I have recently observed a very strange issue with an application using HBase and HTablePool. After an investigation I have found that the root cause was the piece of code that was calling close() twice on the same HTableInterface instance retrieved from HTablePool (created with default policy).

A closer look at the code revealed that PooledHTable.close() calls returnTable(), which, in turn, places the table back into the QUEUE of the pooled tables.
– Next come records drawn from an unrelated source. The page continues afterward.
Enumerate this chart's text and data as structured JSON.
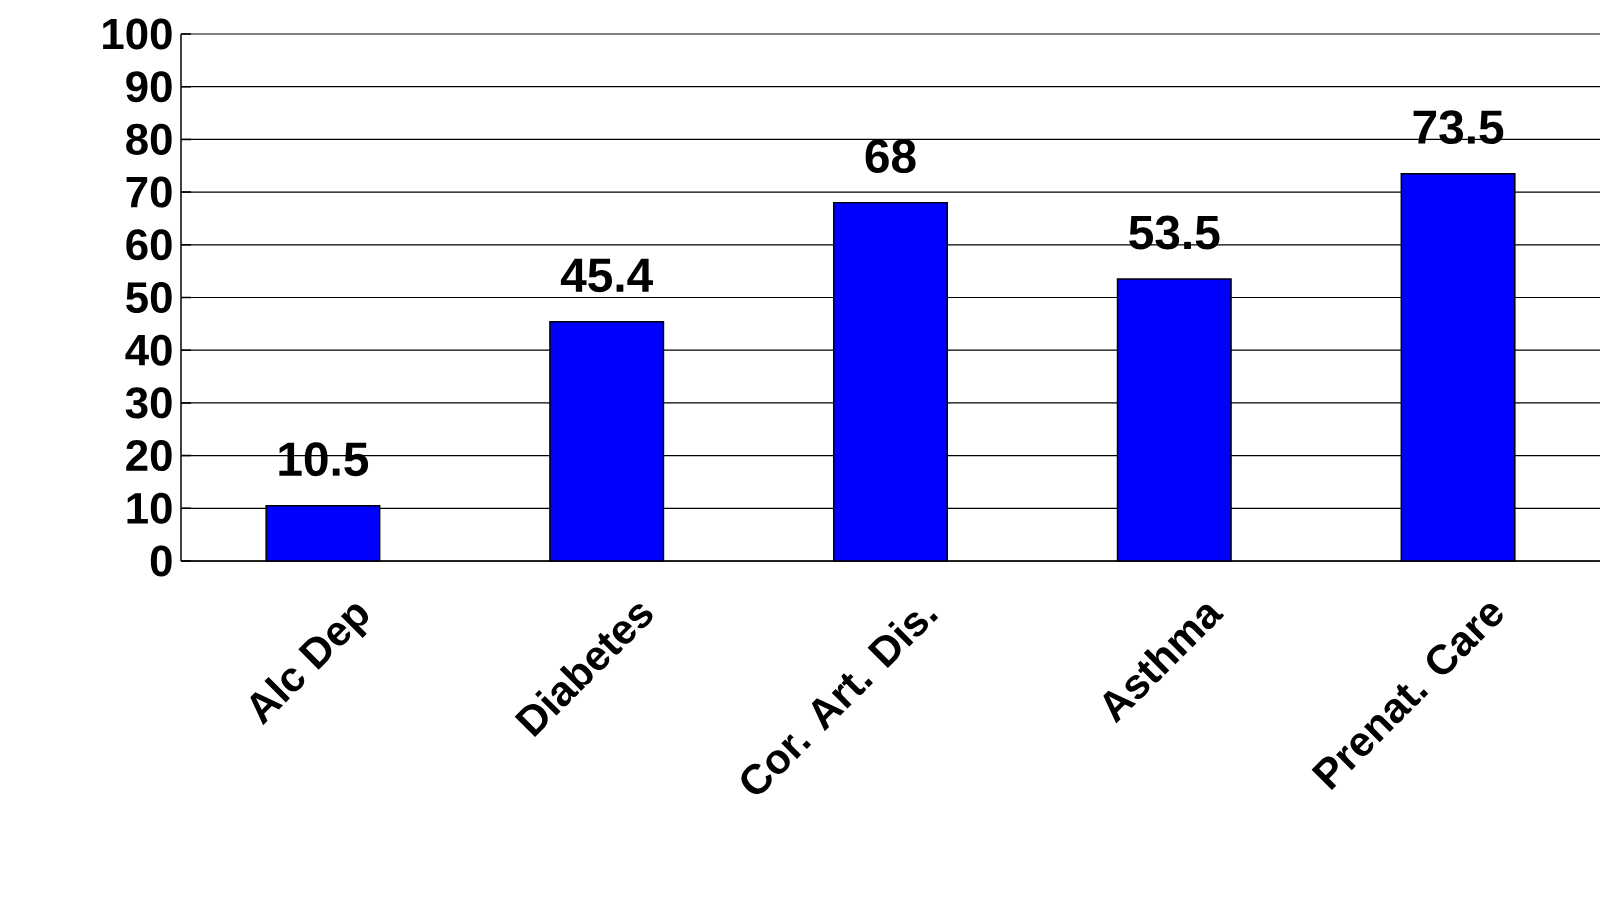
{
  "chart_data": {
    "type": "bar",
    "categories": [
      "Alc Dep",
      "Diabetes",
      "Cor. Art. Dis.",
      "Asthma",
      "Prenat. Care"
    ],
    "values": [
      10.5,
      45.4,
      68,
      53.5,
      73.5
    ],
    "color": "#0000ff",
    "ylim": [
      0,
      100
    ],
    "yticks": [
      0,
      10,
      20,
      30,
      40,
      50,
      60,
      70,
      80,
      90,
      100
    ],
    "grid": "y",
    "data_labels": true
  }
}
No checking of any kind is done so it is possible to call it multiple times and place multiple references to the same HTable into the same pool.

This creates a number  of negative effects:

- pool grows on each close() call and eventually gets filled up with the references to the same HTable. From this moment the pool stops working as pool.
- multiple callers will get the same instance of HTable while expecting to have unique instances
- once the pool is full, next call to close() will result to the call to the real close() method of HTable. This will make HTable unusable as close() call may shutdown() the internal thread pool. From this moment other attempts to use this HTable will fail with RejectedExecutionException. And since the HTablePool will have additional references to that HTable, other users of the pool will just start failing on any call that leads to flushCommits()


The problem was, obviously, triggered by bad code on our side. But I think the pool has to be protected. Probably the best way to fix it would be to implement a flag in PooledHTable that represent its state (leased/returned) and once close() is called, it would be "returned". From this moment any operations on this PooledHTable would result in something like IllegalStateException.